Clover tops were collected in summer and eaten fresh by all local tribes. Mountain Maidu also baked them in earth pit ovens, then dried and stored the material to be recooked in winter for making soup. Atsugewi cooked clover roots in ovens. Young thistle stalks were eaten raw as was the foliage of several carrot-like plants. Mushrooms, fresh, roasted, or dried were eaten also. Young soap-plant stems were eaten fresh or baked and dried for winter use by Yana tribes.

Manzanita berries were gathered by all Indians of the Lassen region in July and August. These berries were knocked into burden baskets with a stick. They were dried, stored in pits, pounded when needed, and sifted as fine meal. This was moistened and molded into biscuit-sized cakes and put away until wanted. Either fresh flour or the cakes were eaten plain or put into water and drunk. One investigator reported fermentation of manzanita cider and its use as a mild intoxicant, but this appears to have been the exception rather than the rule. The drink, of lemonade-like character, was usually consumed fresh. Manzanita cider was conveyed to the mouth by dipping a deer tail sop into the liquid, and then by sucking it. Small cakes were made of a mixture of manzanita and wild plum flours. Yana and Yahi also ate manzanita berries as such either fresh, or roasted and dried.

Red berries of skunk or squaw bush were gathered in midsummer, washed, dried, and stored. They were pounded into flour in a mortar basket, mixed with manzanita flour and drunk. Elderberries were mashed and mixed with manzanita flour and stored as cakes.

Wild plums were prepared by removing seeds. These were then eaten fresh or dried for storage.

Chokecherries and service berries were put into baskets when ripe and mashed. The paste was eaten without cooking.

Gooseberries, huckleberries, currants, Oregon-grape, buckthorn, juniper, thimble, and elderberries were eaten fresh, too, but juniper fruits might be dried and pounded into flour and stored.

Another item used as food was salt which mountain Maidu and Yana gathered locally in mineral form. The Atsugewi also imported it from Round Mountain in North Yana territory or made expeditions to this site to gather the dark salt material from a certain marsh. This salty earth was shaped into black loaves and dried. It was not only used for flavoring, but the black soil was also eaten as such by some individuals. Atsugewi had a local source of salt, however, by collecting fine whitish crystals in the early mornings from the blades of salt grass which was run between the fingers. Atsugewi used salt for salmon and venison in cooking, but not in drying processes.

Pine pitch was chewed, but Atsugewi also used milkweed chewing gum.

As for eating customs, Atsugewi ate three meals each day.

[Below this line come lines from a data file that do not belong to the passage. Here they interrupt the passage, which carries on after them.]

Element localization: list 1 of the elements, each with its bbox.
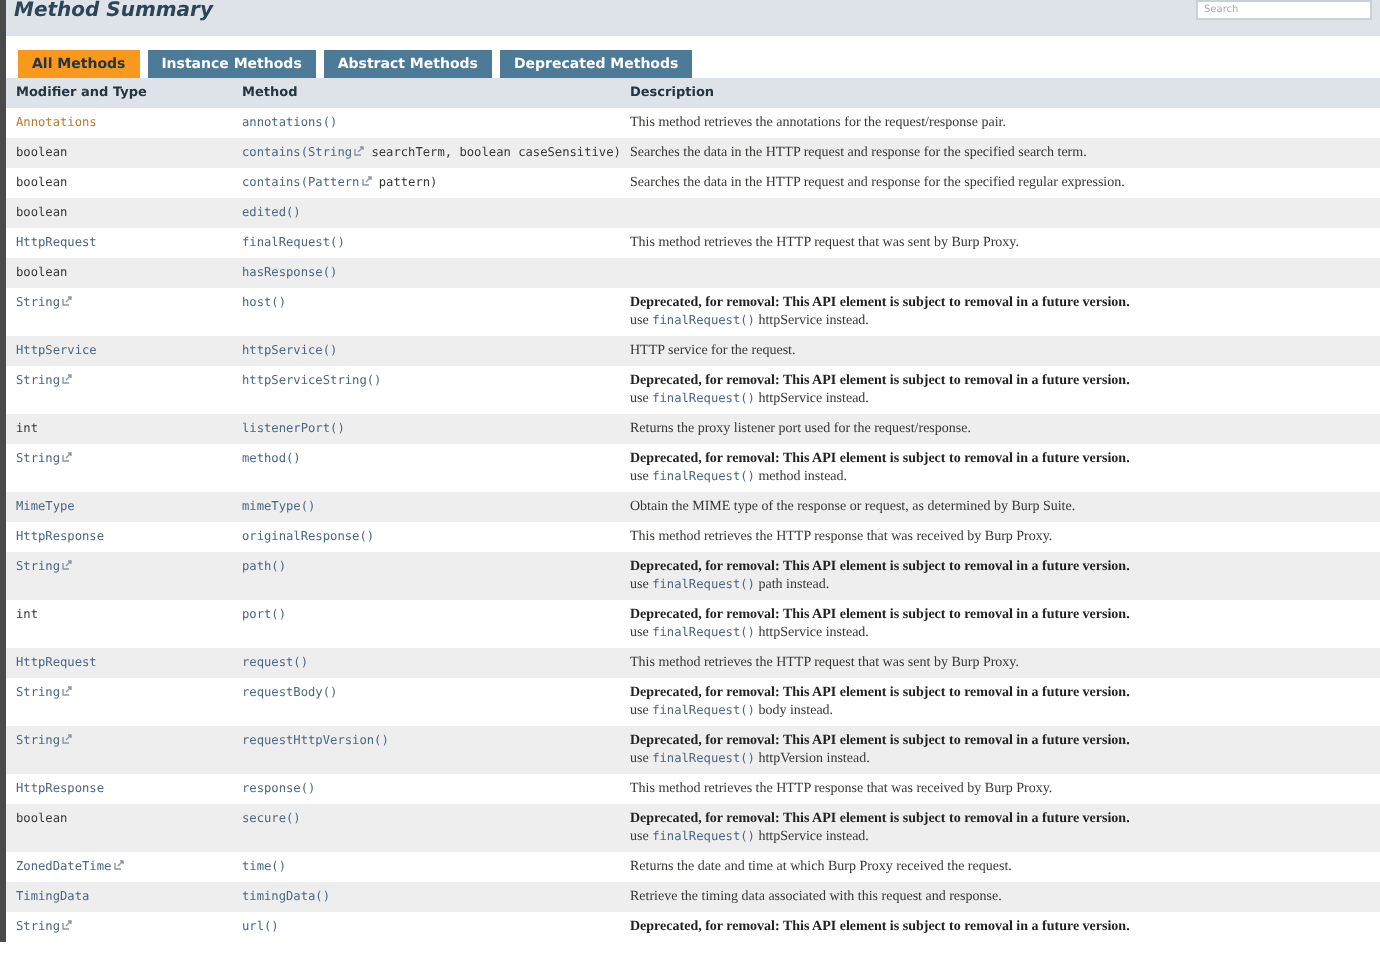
section-title: Method Summary <box>14 0 214 24</box>
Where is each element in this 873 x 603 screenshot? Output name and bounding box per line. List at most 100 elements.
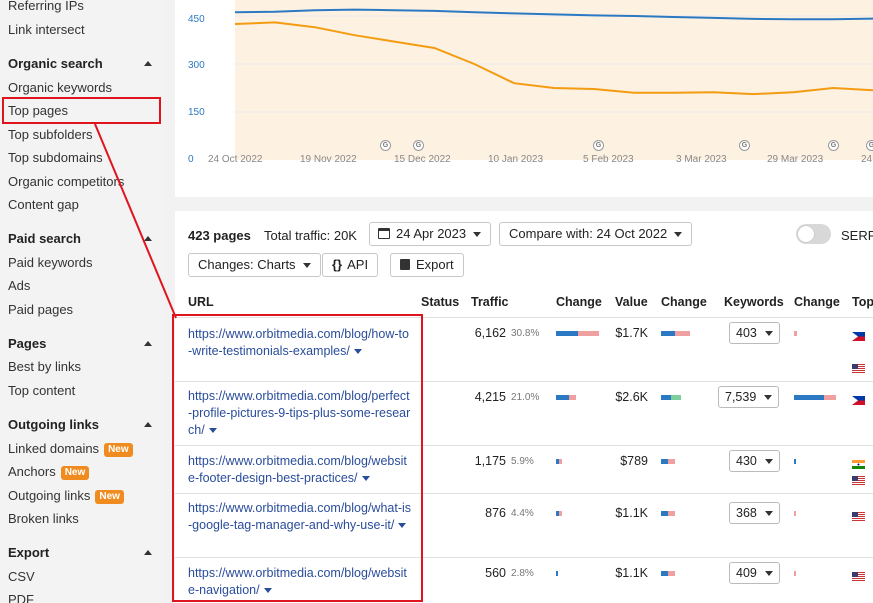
sidebar-item-label: Anchors — [8, 464, 56, 479]
keywords-dropdown[interactable]: 368 — [729, 502, 780, 524]
compare-label: Compare with: 24 Oct 2022 — [509, 226, 668, 241]
keywords-count: 403 — [736, 326, 757, 340]
sidebar-item-linked-domains[interactable]: Linked domains New — [8, 441, 133, 457]
sidebar-item-broken-links[interactable]: Broken links — [8, 511, 79, 527]
col-header-keywords[interactable]: Keywords — [724, 295, 784, 309]
x-tick-label: 3 Mar 2023 — [676, 154, 727, 165]
col-header-url[interactable]: URL — [188, 295, 214, 309]
changes-label: Changes: Charts — [198, 257, 296, 272]
sidebar-item-top-subdomains[interactable]: Top subdomains — [8, 150, 103, 166]
serp-toggle[interactable] — [796, 224, 831, 244]
collapse-up-icon[interactable] — [144, 550, 152, 555]
section-organic-search[interactable]: Organic search — [8, 56, 103, 72]
x-tick-label: 5 Feb 2023 — [583, 154, 634, 165]
pages-count: 423 pages — [188, 228, 251, 243]
sidebar-item-outgoing-links[interactable]: Outgoing links New — [8, 488, 124, 504]
section-outgoing-links[interactable]: Outgoing links — [8, 417, 99, 433]
col-header-traffic[interactable]: Traffic — [471, 295, 509, 309]
flag-us-icon — [852, 509, 865, 521]
sidebar-item-referring-ips[interactable]: Referring IPs — [8, 0, 84, 14]
collapse-up-icon[interactable] — [144, 422, 152, 427]
col-header-status[interactable]: Status — [421, 295, 459, 309]
flag-ph-icon — [852, 329, 865, 341]
traffic-chart-panel: 450 300 150 0 24 Oct 2022 19 Nov 2022 15… — [175, 0, 873, 197]
sidebar-item-anchors[interactable]: Anchors New — [8, 464, 90, 480]
keywords-dropdown[interactable]: 409 — [729, 562, 780, 584]
col-header-keywords-change[interactable]: Change — [794, 295, 840, 309]
x-tick-label: 19 Nov 2022 — [300, 154, 357, 165]
calendar-icon — [378, 228, 390, 239]
chevron-down-icon — [674, 232, 683, 237]
chevron-down-icon — [764, 395, 773, 400]
api-button[interactable]: {} API — [322, 253, 379, 277]
keywords-dropdown[interactable]: 430 — [729, 450, 780, 472]
traffic-percent: 4.4% — [511, 508, 534, 519]
keywords-count: 430 — [736, 454, 757, 468]
section-paid-search[interactable]: Paid search — [8, 231, 81, 247]
value-change-bar — [675, 331, 690, 336]
sidebar-item-link-intersect[interactable]: Link intersect — [8, 22, 85, 38]
sidebar-item-label: Linked domains — [8, 441, 100, 456]
flag-in-icon — [852, 457, 865, 469]
value-amount: $789 — [620, 454, 648, 468]
traffic-value: 4,215 — [474, 390, 506, 404]
sidebar-item-csv[interactable]: CSV — [8, 569, 35, 585]
col-header-value[interactable]: Value — [615, 295, 648, 309]
value-amount: $2.6K — [615, 390, 648, 404]
flag-us-icon — [852, 473, 865, 485]
flag-ph-icon — [852, 393, 865, 405]
export-button[interactable]: Export — [390, 253, 464, 277]
google-update-marker-icon[interactable]: G — [828, 140, 839, 151]
sidebar-item-organic-competitors[interactable]: Organic competitors — [8, 174, 124, 190]
google-update-marker-icon[interactable]: G — [866, 140, 873, 151]
col-header-traffic-change[interactable]: Change — [556, 295, 602, 309]
sidebar-item-ads[interactable]: Ads — [8, 278, 30, 294]
traffic-percent: 21.0% — [511, 392, 540, 403]
sidebar-item-top-subfolders[interactable]: Top subfolders — [8, 127, 93, 143]
sidebar-item-paid-keywords[interactable]: Paid keywords — [8, 255, 93, 271]
col-header-top[interactable]: Top — [852, 295, 873, 309]
keywords-change-bar — [794, 571, 796, 576]
traffic-percent: 30.8% — [511, 328, 540, 339]
sidebar-item-organic-keywords[interactable]: Organic keywords — [8, 80, 112, 96]
collapse-up-icon[interactable] — [144, 236, 152, 241]
keywords-dropdown[interactable]: 403 — [729, 322, 780, 344]
api-label: API — [347, 257, 369, 272]
sidebar-item-pdf[interactable]: PDF — [8, 592, 34, 603]
chevron-down-icon — [764, 511, 773, 516]
traffic-change-bar — [556, 571, 558, 576]
col-header-value-change[interactable]: Change — [661, 295, 707, 309]
changes-charts-button[interactable]: Changes: Charts — [188, 253, 321, 277]
google-update-marker-icon[interactable]: G — [593, 140, 604, 151]
sidebar-item-top-content[interactable]: Top content — [8, 383, 75, 399]
total-traffic: Total traffic: 20K — [264, 228, 357, 243]
braces-icon: {} — [332, 257, 343, 272]
sidebar-item-best-by-links[interactable]: Best by links — [8, 359, 81, 375]
section-pages[interactable]: Pages — [8, 336, 46, 352]
serp-label: SERP — [841, 228, 873, 243]
keywords-count: 7,539 — [725, 390, 757, 404]
collapse-up-icon[interactable] — [144, 61, 152, 66]
y-tick-label: 150 — [188, 107, 205, 118]
compare-with-button[interactable]: Compare with: 24 Oct 2022 — [499, 222, 693, 246]
keywords-count: 409 — [736, 566, 757, 580]
keywords-count: 368 — [736, 506, 757, 520]
value-change-bar — [661, 511, 668, 516]
keywords-change-bar — [794, 459, 796, 464]
date-picker-button[interactable]: 24 Apr 2023 — [369, 222, 492, 246]
google-update-marker-icon[interactable]: G — [380, 140, 391, 151]
sidebar-item-label: Outgoing links — [8, 488, 91, 503]
value-change-bar — [661, 459, 668, 464]
sidebar-item-paid-pages[interactable]: Paid pages — [8, 302, 73, 318]
value-change-bar — [661, 395, 671, 400]
chevron-down-icon — [302, 263, 311, 268]
traffic-change-bar — [556, 395, 569, 400]
value-amount: $1.7K — [615, 326, 648, 340]
collapse-up-icon[interactable] — [144, 341, 152, 346]
section-export[interactable]: Export — [8, 545, 49, 561]
keywords-dropdown[interactable]: 7,539 — [718, 386, 780, 408]
y-tick-label: 0 — [188, 154, 194, 165]
google-update-marker-icon[interactable]: G — [739, 140, 750, 151]
sidebar-item-content-gap[interactable]: Content gap — [8, 197, 79, 213]
google-update-marker-icon[interactable]: G — [413, 140, 424, 151]
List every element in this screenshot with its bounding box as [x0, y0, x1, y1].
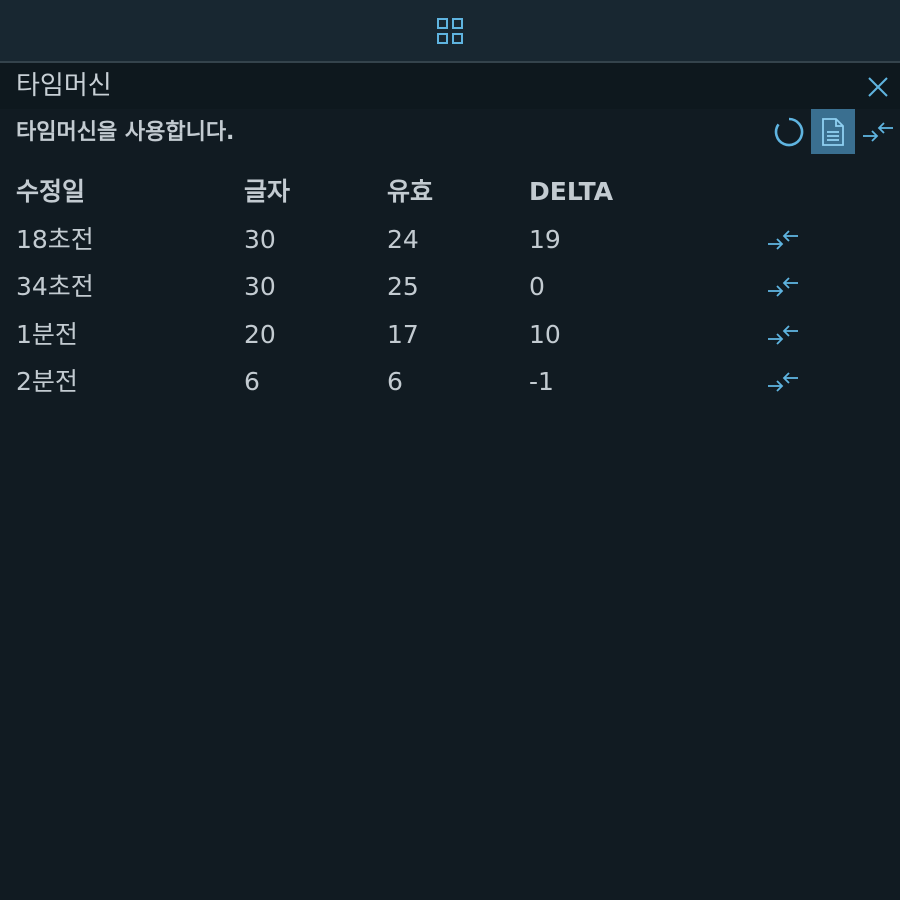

Mountain Maidu just prepared two real meals. Hands were washed after eating deer and bear meats. Mountain Maidu wiped faces and hands with bark and grass after eating.

There was a well defined division of labor among California Indians. Men would carry water for unusually long distances or heavy logs for firewood, but women usually carried water, wood, acorn and root crops, and the like. In the case of moving camp, however, men carried the heaviest burdens. The most important division of labor was the delegation to men of all activities concerning animals and animal products, and to women all pertaining to vegetable materials. Women, for instance, collected materials for basketry and made all the baskets, except that men often made basketry fish traps and nets. Women dug roots and cooked all food except meat which men normally cooked. Exception to this rule was necessarily made when men were away on hunting trips or at war. Men usually built the houses, made moccasins and skin clothing too.

Among Atsugewi and mountain Maidu only men made fire, but this was accomplished by both sexes among the Yana and Yahi.